Successfully navigating the multitude of changes coming in 2025-2026 demands a phased, deliberate, and coordinated approach. Simply reacting to new rules as they become effective is a recipe for compliance failures and financial shortfalls. The following roadmap provides a clear, actionable guide for leadership to execute this strategy over the next 24 months. Organizations that master these changes will not only protect their current revenue but will be better positioned to thrive in future value-based arrangements and outperform competitors in quality and efficiency metrics.

5.1 Immediate Priorities (Next 90 Days)

These are the most urgent action items to ensure foundational readiness for the upcoming changes.

  1. System Verification: Confirm with all EHR, billing, and coding software vendors that the October 1 ICD-10-CM updates and the upcoming January 1 CPT/HCPCS updates have been fully integrated and tested in all production systems.
  2. Initial Training Deployment: Roll out high-level awareness and training on the most impactful and immediate code changes to all clinical and administrative staff.
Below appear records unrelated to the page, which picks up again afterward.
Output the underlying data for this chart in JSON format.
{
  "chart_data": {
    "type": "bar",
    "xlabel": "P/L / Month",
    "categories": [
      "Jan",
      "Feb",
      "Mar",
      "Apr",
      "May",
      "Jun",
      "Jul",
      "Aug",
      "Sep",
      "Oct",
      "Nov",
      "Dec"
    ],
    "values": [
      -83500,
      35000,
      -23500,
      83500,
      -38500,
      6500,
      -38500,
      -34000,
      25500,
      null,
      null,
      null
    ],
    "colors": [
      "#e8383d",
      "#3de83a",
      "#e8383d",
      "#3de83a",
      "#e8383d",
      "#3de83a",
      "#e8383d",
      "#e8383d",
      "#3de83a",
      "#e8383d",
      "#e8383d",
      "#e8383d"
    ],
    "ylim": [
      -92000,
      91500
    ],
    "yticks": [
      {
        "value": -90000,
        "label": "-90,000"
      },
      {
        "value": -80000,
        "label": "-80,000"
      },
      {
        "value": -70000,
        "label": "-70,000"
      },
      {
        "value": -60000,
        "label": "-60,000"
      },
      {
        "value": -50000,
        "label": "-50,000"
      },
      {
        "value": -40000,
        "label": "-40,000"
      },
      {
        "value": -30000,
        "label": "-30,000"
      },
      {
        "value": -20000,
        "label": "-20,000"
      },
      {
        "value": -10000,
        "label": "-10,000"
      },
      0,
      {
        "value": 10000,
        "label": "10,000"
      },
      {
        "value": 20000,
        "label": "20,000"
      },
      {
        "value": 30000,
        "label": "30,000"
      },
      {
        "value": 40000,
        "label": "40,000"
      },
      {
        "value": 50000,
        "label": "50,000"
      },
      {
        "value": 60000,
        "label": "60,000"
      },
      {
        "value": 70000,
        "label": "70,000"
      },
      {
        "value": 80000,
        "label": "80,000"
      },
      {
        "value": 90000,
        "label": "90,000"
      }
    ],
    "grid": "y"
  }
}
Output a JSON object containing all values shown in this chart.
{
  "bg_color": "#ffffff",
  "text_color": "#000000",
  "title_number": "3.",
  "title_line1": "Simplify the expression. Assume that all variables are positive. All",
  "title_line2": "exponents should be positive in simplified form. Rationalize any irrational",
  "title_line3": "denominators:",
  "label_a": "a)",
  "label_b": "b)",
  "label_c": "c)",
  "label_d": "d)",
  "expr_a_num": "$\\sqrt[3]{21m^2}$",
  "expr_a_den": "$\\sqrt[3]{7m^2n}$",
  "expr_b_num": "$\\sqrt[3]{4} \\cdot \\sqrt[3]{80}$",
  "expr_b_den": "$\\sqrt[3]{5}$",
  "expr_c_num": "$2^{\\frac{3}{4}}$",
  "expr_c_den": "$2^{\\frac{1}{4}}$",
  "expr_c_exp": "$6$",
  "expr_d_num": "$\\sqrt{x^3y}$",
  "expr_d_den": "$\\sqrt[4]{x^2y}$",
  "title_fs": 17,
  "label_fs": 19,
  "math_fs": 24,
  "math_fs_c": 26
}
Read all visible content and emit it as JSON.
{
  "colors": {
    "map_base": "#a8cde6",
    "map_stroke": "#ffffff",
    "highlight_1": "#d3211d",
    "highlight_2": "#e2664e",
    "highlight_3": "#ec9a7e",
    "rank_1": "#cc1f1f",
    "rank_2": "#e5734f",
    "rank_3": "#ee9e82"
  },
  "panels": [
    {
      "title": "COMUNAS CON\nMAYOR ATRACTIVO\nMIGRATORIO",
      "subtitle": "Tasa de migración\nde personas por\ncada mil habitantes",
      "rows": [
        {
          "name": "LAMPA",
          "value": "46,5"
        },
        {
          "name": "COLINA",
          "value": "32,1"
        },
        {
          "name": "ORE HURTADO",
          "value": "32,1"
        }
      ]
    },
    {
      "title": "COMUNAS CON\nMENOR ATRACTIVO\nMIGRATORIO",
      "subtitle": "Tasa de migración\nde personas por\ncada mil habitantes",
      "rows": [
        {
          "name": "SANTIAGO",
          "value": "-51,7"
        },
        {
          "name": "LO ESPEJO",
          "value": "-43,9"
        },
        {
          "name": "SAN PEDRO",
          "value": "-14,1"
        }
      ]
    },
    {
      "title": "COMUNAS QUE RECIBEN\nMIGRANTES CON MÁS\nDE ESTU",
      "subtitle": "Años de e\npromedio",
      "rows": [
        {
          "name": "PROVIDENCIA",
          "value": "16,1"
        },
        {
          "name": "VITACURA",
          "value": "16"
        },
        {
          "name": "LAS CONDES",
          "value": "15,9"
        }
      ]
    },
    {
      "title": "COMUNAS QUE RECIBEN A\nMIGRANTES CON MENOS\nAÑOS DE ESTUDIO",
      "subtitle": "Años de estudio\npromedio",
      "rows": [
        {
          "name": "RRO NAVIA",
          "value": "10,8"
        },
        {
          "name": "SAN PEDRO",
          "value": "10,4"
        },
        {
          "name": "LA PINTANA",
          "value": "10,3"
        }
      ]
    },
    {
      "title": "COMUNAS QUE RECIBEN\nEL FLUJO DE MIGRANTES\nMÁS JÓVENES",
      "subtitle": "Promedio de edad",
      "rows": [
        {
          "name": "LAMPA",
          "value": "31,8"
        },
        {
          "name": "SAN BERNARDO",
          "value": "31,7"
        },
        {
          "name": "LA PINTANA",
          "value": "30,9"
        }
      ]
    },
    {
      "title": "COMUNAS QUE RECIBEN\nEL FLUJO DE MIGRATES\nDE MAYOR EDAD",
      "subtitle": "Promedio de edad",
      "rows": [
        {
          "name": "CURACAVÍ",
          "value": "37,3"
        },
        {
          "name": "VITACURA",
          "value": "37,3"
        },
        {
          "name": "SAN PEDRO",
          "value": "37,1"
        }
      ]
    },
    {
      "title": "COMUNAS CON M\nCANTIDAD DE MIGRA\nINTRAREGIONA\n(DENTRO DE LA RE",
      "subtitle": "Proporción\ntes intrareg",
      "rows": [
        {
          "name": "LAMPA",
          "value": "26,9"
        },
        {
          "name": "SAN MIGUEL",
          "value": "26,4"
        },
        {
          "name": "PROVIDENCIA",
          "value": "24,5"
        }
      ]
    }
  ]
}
This should include new E/M guidelines (G2211, G2212), key new diagnosis codes (e.g., lymphoma in remission, SDoH), and telehealth rule changes.
  3. Financial Impact Modeling: Task the finance and analytics departments with modeling the projected revenue impact of the 2025 MPFS conversion factor reduction and PE RVU changes. This analysis should focus on the organization’s top 20-30 most frequently billed services to quantify the most significant financial risks.

5.2 Mid-Term Goals (6-12 Months)

This phase focuses on embedding new processes, validating performance, and optimizing operations.

  1. Comprehensive Auditing: Conduct a baseline comprehensive coding audit across all major service lines to identify systemic documentation and coding gaps. Follow this with targeted DRG validation audits focused on high-volume, high-risk, and high-reimbursement inpatient cases to ensure financial accuracy.
  2. CDI Program Optimization: Fully implement the formal physician query process outlined in the operational plan. Critically, establish a feedback loop where findings from coding audits are used to create targeted, provider-specific education to address root-cause documentation issues.
  3. Process Refinement: Update and formalize all internal billing policies and standard operating procedures to reflect a deep, institutional understanding of NCCI edits, correct modifier application, and the documentation requirements of the Two-Midnight Rule.

5.3 Long-Term Strategic Positioning (12-24 Months)

This final phase transitions the organization from a reactive compliance posture to a proactive strategic stance, preparing for the future of reimbursement.

  1. Prepare for New Payment Models: Begin detailed research and operational planning for participation in emerging CMS payment models. A key focus should be the proposed Ambulatory Specialty Model (ASM), understanding its participation requirements, performance measures, and financial implications.
  2. Digital Health Integration: Develop a formal strategy for incorporating and correctly billing for new telehealth services, remote patient monitoring, and other digital health tools. This strategy should anticipate evolving CMS payment policies for Software as a Service (SaaS) and AI-driven technologies.
  3. Continuous Improvement Framework: Establish a permanent, interdisciplinary Revenue Cycle and Compliance Committee. This group—comprising leaders from finance, compliance, Health Information Management (HIM), and key clinical departments—will be responsible for continuously monitoring the regulatory environment. Its mandate is to move the organization from a reactive, compliance-focused posture to a proactive, forward-looking one, enabling it to anticipate and capitalize on industry shifts rather than merely responding to them.